Shockingly, Jay Cole, former federal inspector who works with the FDA Group, says, “Any food can be reconditioned.”
Perhaps pieces of pasta will be re-ground into semolina.
Mislabeled blueberry ice cream mixed with chocolate to avoid waste.
Insect parts discovered in cocoa beans.
Live bugs “left behind” in dried fruits packages.
Or salmonella bacteria found in hydrolyzed vegetable protein (HVP) which is a flavor enhancer used in gravy mix, snack foods, dairy products, spices and soups (just to name a few).
“This is how people do their business,” says Shelke.
The FDA allowed food producers like Basic Food Flavors, Inc (BFF) to recondition their recalled items in 2010 by heat-treating their products to remove salmonella. BFF then reprocessed the food and distributed them for sale to the public.
The FDA justifies this unsafe practice by stating that it reduces water and saves money.

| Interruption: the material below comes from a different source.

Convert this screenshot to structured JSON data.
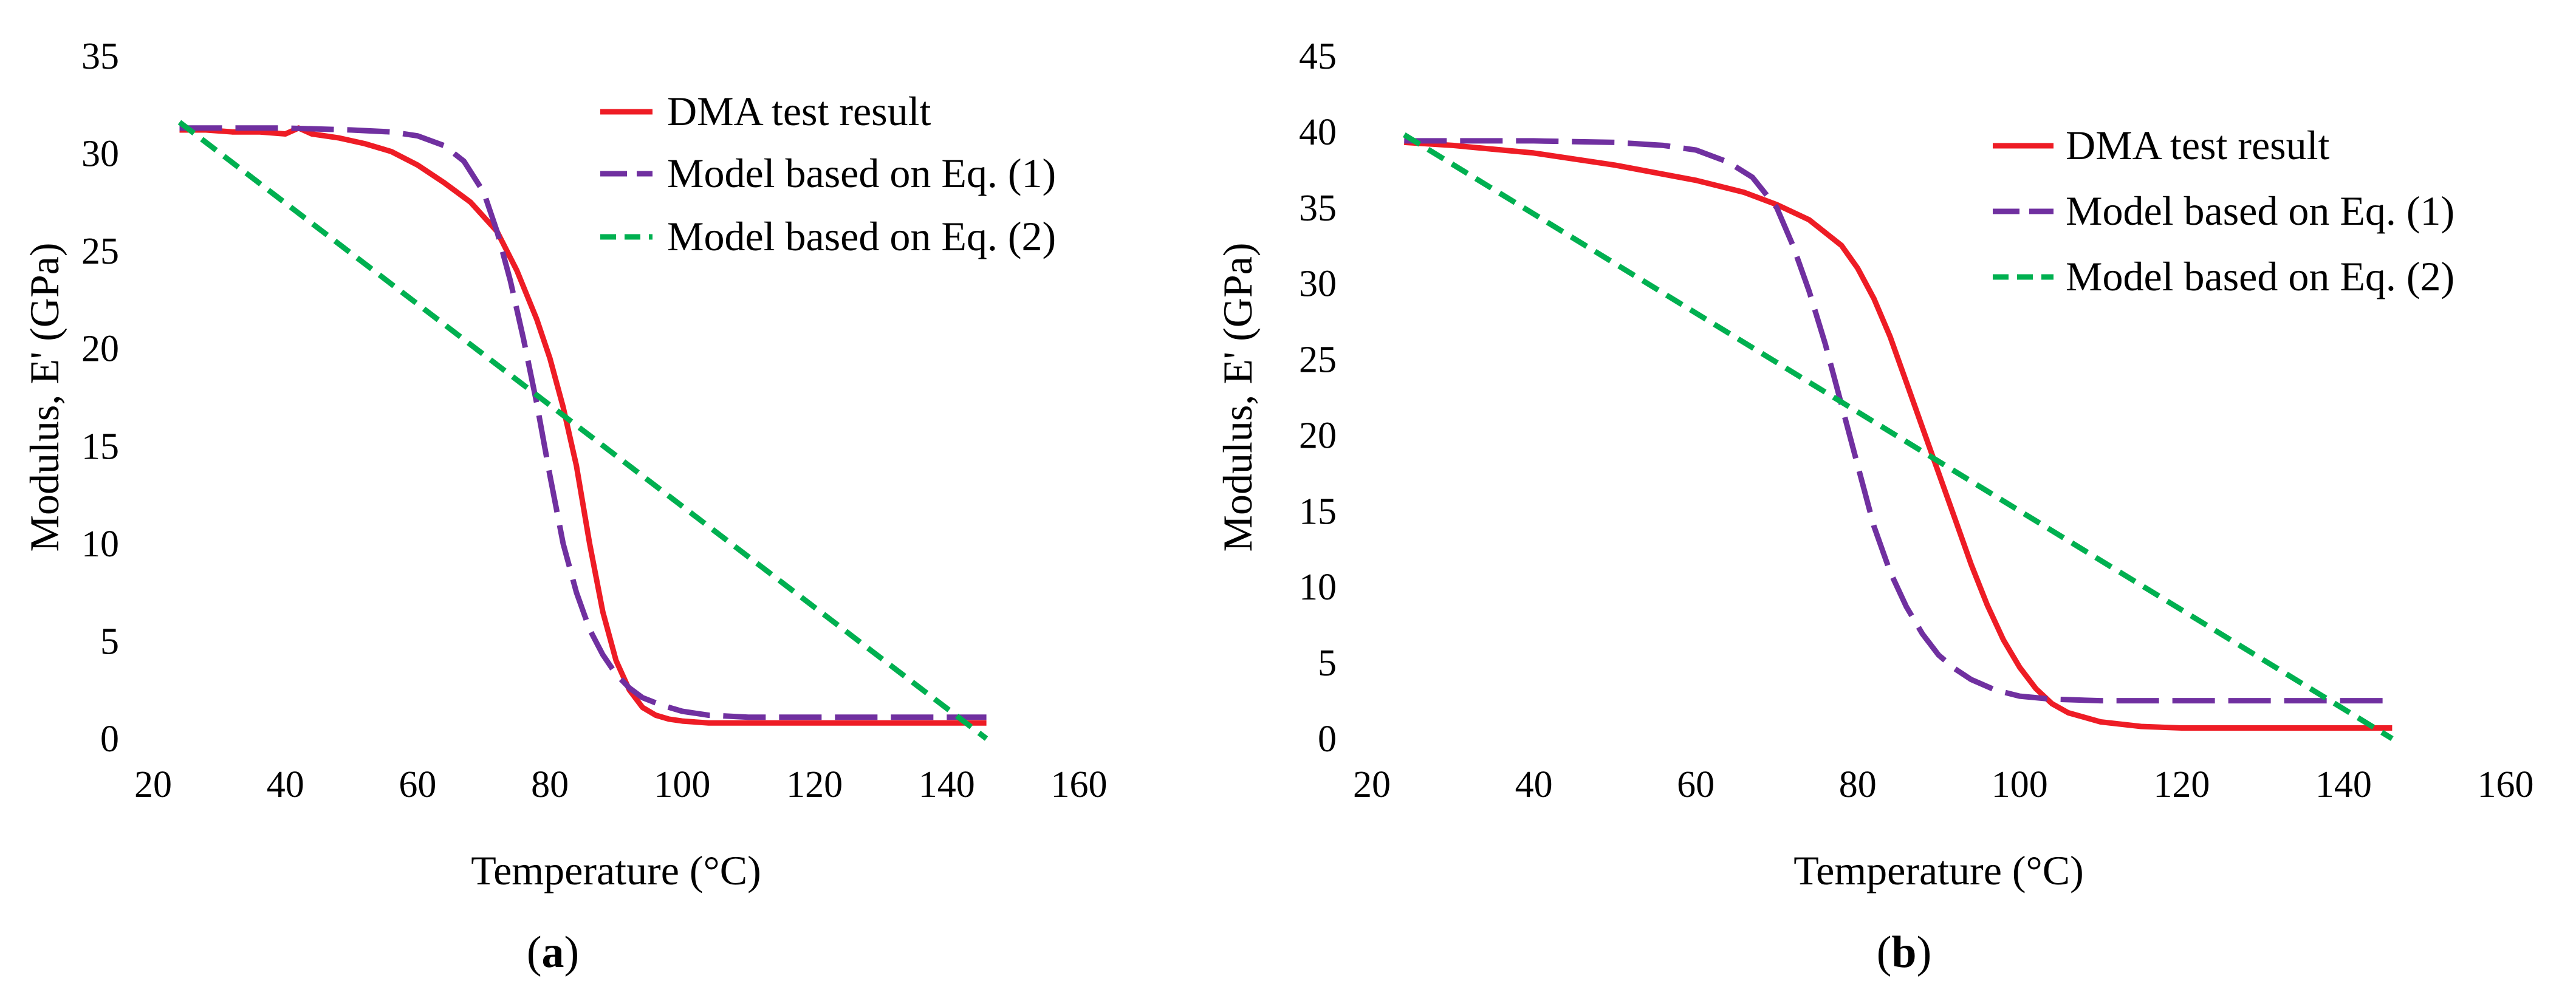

Yet this occurs at the expense of public safety and health.
If the processes approved by the FDA were redering food safe for consumption, there would be less of an issue.
The Snokist officials found that the process the FDA permitted as safe for the reconditioning of the applesauce rendered the food sterile and effectively worthless as a nutritional substance by a common toxin produced by the mold in the apple sauce.
The FDA stands by its thermal process even though it does not protect against mycotoxins in the food.
“Mold is not an easily reconditionable product,” says William Correll, the FDA’s acting director of compliance.
The FDA admits they expect a certain level of contaminants and toxins to enter food during the processing process because they claim a zero-tolerance policy would be too difficult to achieve.
The FDA relies on defect action levels to define how dangerous a contaminant is in the food and how much enforcement of their policies they should engage the manufacturer in.
Basically, if making the food safe is too difficult, the FDA does not bother enforcing their safety policies.
Here are a few examples of allowable contaminants:
• In 8 ounces of macaroni there could be 225 insect fragments or 4.5 rodent hairs
• In 3.5 oz of canned mushrooms 20 or more maggots is ok
• In canned cranberry sauce there could be an average of 15% mold
The FDA finds these levels acceptable because there would be too much stress on food producers to adhere to a more stringent policy for food safety.
Correll plainly says, “You can’t cook the poop out of [food].”
The FDA begun the Reportable Food Registry in 2009 to handle the overwhelming notifications to human health hazards their relaxed policies produced.
The problems were hard to decipher with domestic food processing corporations, but foreign import food corporations added a cog in the wheel. These corporations generally go to greater lengths to preserve the safety of their food; more so than the FDA.
As it stands, the FDA reconditions food that we purchase in grocery stores.
There is no way to know what foods are genuine and which have been reconditioned.